On Feb 11, 2008, at 2:23 AM, Willem Buitendyk wrote:

As others have suggested my big problem with the function I wrote was that I had made it Volatile instead of Immutable (it is no doubt suffering from code bloat as well). That made all the difference. Curiously though - I tried it just with the date_trunc function and it was just as slow as my old Volatile function.

select * from track where datetime >= '2007-04-01' and datetime < date_trunc('month','2007-04-01'::timestamp)+interval '1 month'; was about 55s

That's probably because '2007-04-01'::timestamp can be at different time zones depending on client configuration and hence is volatile.

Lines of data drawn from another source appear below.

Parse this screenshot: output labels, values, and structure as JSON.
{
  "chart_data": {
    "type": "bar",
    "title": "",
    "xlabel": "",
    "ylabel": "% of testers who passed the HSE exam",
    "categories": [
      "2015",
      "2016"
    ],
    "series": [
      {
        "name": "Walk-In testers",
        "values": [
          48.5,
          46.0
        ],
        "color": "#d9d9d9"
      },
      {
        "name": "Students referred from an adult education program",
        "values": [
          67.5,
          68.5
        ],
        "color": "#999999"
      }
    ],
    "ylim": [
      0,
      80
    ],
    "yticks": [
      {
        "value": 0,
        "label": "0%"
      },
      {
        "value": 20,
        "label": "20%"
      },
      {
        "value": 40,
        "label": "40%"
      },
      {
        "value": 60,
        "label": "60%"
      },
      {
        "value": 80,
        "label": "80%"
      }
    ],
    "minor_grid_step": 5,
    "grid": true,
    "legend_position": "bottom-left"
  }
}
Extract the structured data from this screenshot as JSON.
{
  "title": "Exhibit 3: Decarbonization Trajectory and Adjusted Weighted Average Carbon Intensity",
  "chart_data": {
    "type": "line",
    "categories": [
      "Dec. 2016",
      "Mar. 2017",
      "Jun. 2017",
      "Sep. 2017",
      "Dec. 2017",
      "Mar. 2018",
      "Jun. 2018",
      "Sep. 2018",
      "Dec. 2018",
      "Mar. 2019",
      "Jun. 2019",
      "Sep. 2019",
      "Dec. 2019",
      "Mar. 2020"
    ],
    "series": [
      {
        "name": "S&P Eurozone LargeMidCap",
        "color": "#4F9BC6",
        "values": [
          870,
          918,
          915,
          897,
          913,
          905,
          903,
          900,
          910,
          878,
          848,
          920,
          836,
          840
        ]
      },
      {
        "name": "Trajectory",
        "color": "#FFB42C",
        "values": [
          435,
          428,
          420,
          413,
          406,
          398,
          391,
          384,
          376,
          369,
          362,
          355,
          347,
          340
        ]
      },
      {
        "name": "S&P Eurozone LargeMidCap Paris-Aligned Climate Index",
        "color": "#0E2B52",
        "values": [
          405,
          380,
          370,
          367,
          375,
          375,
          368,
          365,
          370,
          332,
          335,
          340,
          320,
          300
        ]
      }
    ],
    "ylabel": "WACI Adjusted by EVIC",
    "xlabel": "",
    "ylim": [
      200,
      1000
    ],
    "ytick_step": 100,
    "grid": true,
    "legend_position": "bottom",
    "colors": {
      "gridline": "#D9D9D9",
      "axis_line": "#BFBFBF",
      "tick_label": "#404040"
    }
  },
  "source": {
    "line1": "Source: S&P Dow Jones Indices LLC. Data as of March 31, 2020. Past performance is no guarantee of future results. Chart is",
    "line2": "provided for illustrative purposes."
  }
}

If you need a timestamp you probably want to use the servers TZ, which you can specify using: timestamp at <your timezone>

Are you always entering the first day of a month for start date? In that case you can leave out the entire date_trunc as the interval already calculates the correct length internally:

template1=> select '2007-04-01'::date + interval '1 month';
      ?column?
---------------------
 2007-05-01 00:00:00

select * from track where datetime >= '2007-04-01' and datetime < first_day_next_month('2007-04-01'); was about 36s

Also, specifying dates like this without specifying their format is a bad habit in my book. You're in trouble as soon as the date format for your database changes (different system, for example). I suggest you use to_date('2007-04-01', 'YYYY-MM-DD') instead.

Alban Hertroys

--
If you can't see the forest for the trees,
cut the trees and you'll see there is no forest.